Many of ASSE’s 37,540 members worldwide – who develop and implement safety and health management programs for employers in every industry, every state and across the globe – will be involved in the following safety activities. They are seeking the support of company and community leaders in raising awareness of workplace risks. Join ASSE’s social media outreach on Twitter and Facebook to share resources and bring value to these campaigns.
April 28, Workers Memorial Day – A global event driven by the AFL-CIO that commemorates workers who lost their lives on the job. It also renews the fight for safe jobs everywhere. (#workersmemorialday)
May 1-5, Construction Safety Week – An observance led by an alliance of construction firms and co-sponsored by ASSE that raises safety awareness on construction sites.

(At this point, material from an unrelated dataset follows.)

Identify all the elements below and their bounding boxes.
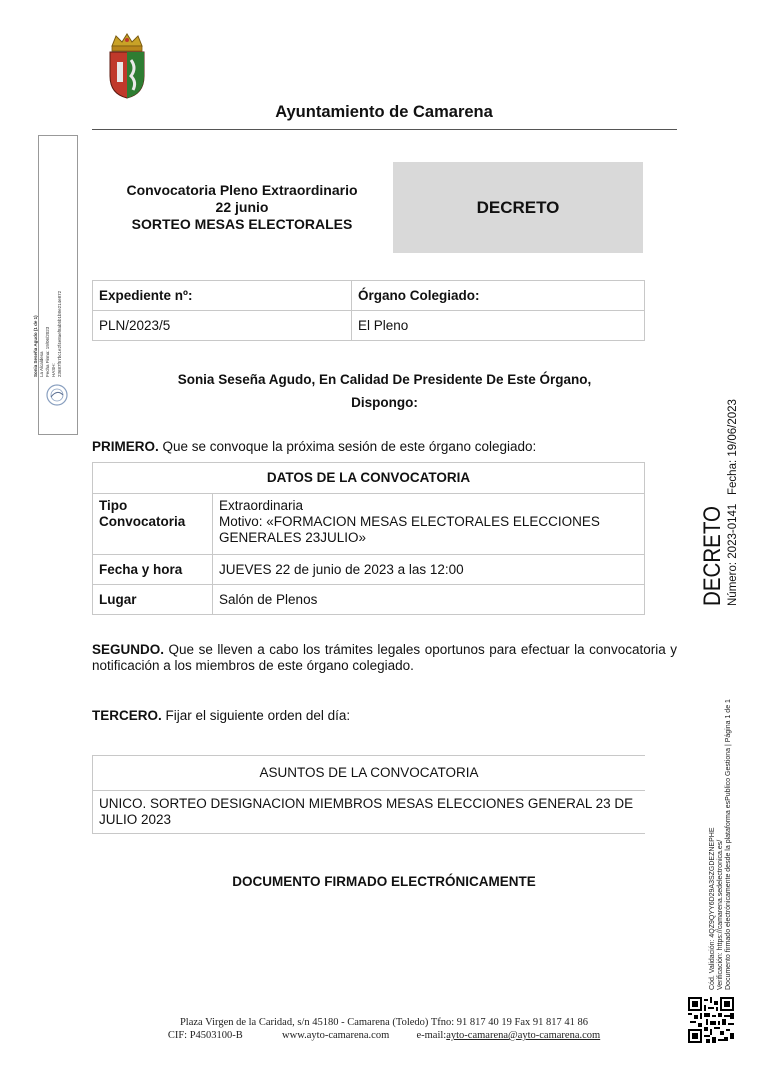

Stand-downs and workplace presentations engage employees and offer important reminders about safe building practices. (#constructionsafetyweek)
May 7-13, North American Occupational Safety and Health (NAOSH) Week – Created by the Canadian Society of Safety Engineers and championed by ASSE, this key observance celebrates its 20th anniversary and encourages grassroots efforts at every organization in all industries to bolster workplace safety. (#NAOSHweek)
May 8-12, National Safety Stand-Down – A campaign to prevent falls in construction, led by the Occupational Safety and Health Administration (OSHA) in partnership with ASSE and others. Falls from height are a leading cause of death for construction workers. Any workplace can hold a stand-down by taking a break to focus on fall hazards and reinforce the importance of fall prevention. (#StandDown4Safety)
June 12-18, Safe + Sound Week – Spearheaded by OSHA and co-sponsored by ASSE, this inaugural event aims to build a stronger connection between safe workplaces and sound businesses. Safety programs identify and manage workplace risks before they cause problems, improving a company’s bottom line. (#SafeandSound)
“There are many opportunities to play a role in achieving greater workplace safety, and our dedicated members are at the heart of it all,” Cecich said. “They utilize their passion and expertise to implement safety and health management systems at organizations in the United States and globally. But it’s important to remember that we’re all in this together, so everyone should take the time to make an impact on an upcoming safety campaign.”